He is concerned about the wording of the textbook, but that textbook has some of the same problems of any discussion of interest rates that takes place in introductory economics textbooks. If we want to discuss interest rates properly, we need to understand the concept of rate expectations and the risk-free yield curve, on top of understanding how private sector interest rates are related to that curve. The mathematics of that understanding is beyond the target audience of an Economics 101 textbook.
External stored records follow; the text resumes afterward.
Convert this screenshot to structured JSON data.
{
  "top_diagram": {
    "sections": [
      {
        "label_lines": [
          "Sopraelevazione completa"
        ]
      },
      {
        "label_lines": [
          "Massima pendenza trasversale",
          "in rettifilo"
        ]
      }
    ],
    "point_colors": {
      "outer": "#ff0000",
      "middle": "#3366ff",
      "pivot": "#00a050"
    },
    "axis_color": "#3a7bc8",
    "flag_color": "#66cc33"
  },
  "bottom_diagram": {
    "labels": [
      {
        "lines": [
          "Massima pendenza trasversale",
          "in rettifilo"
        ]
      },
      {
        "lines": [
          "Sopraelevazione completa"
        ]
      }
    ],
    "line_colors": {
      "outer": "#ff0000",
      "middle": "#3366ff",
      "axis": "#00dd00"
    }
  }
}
On page 464, you can see where MMTers’ confused ideas about endogeniety cause them to really go off the rails:[Quote from MWW] "The fact that the money supply is endogenously determined means that the LM schedule will be horizontal at the policy interest rate. All shifts in the interest rates are thus set by the central bank and funds are supplied elastically at that rate in response to the demand. In this case, shifts in the IS curve would not impact on interest rates. From a policy perspective this means the simple notion that the central bank can solve unemployment by increasing the money supply is flawed." [END EQUOTE]No, no, a thousand times no!!! The final two sentences absolutely do not follow from the first two sentences, which leads me to believe that MMTers misunderstand the concept of endogeniety.It’s cheating to claim the money supply is “endogenous” and then completely ignore the fact that the interest rate is also endogenous. In the second sentence they mention that central banks “shift” the interest rate. Yes they do, and they do so to prevent shifts in the IS curve from destabilizing the economy. As a result, shifts in the IS curve absolutely do impact interest rates. A rightward shift in the IS curve right after Trump was elected caused interest rates to go up. I could cite 1000 similar examples. Central banks are like the child that runs out in front of a parade and then has the delusion that he is determining the route of the parade.
Once again, the quoted discussion from MWW is simplified, and Sumner just leaps off and discusses random advanced topics involving interest rates.
If we step back and look at this carefully, we just need to use the index of MWW. On page 363, they write:
MMT shares the view that the central bank cannot control either the money supply or the level of bank reserves. Thus, the supply of reserves is best described as horizontal, at the bank's target rate. That is the endogenous money, horizontal reserve approach, which was developed over the 1970s and 1980s by Moore and other post-Keynesians [references] Most economists regardless of their schools of thought, now accept this is a correct representation of the operating procedures of modern central banks.
That's largely all that should have been said on the topic. They are correct in that most economists accept this view; Sumner is one of the exceptions. However, this just means that Sumner's understanding of central banking is completely out of step with everyone, and so he should be just as confused by any modern treatment of the topic. (Note that Economics 101 textbooks have silly Monetarist models in them, but most neoclassicals will just huff and explain that critics are not supposed to look at Economics 101 textbooks (insert reason here), and look at more advanced texts.)
One may note that MWW does not say that "interest rates are endogenous," that is something that Sumner made up. The best way of understanding interest rates is that the reaction function of the central bank is exogenous, and thus the observed interest rate is thus determined by the conditions of the economy ("endogenous"). However, since the reaction function could be changed, this becomes extremely fuzzy, since the observed interest rate changes along with the reaction function. The endogenous/exogenous distinction that many economists love dropping into conversation is the wrong framing to use.
Note that the "reaction function" terminology is the preferred phrasing of neoclassicals, which might create some arcane objections from some post-Keynesians. However, this is the cleanest way of understanding the concept.
Meanwhile, Sumner jumped ahead to interest rates -- plural -- which is well out of scope for an Economics 101 model with one interest rate. Modern financial theory -- which is compatible with many neoclassical models -- tells us that the risk-free curve is mainly driven by rate expectations. In other words, a market-implied central bank reaction function. This means that the observed rates are in one sense endogenous, but at the same time, the central bank reaction function is exogenous.
Once again, some MMTers and most post-Keynesians will have terminology issues with that characterisation, but I see no major operational differences between what I wrote and advanced MMT discussions of interest rates. (Post-Keynesians are wedded to fairly ancient interest rate models -- e.g., liquidity preference -- and so they are less likely to be happy.) As such, the MMT view towards interest rates is not that different from consensus models within finance, and so should not confuse anyone who has read a text on interest rates written after 1990.
In summary, one needs to grasp the concept of a central bank reaction function to understand modern approaches to interest rates. One could try to replace them with something else, but the reality is that the resulting description will end up being textual hand-waving that is likely to be impossible to relate to observed interest rate behaviour.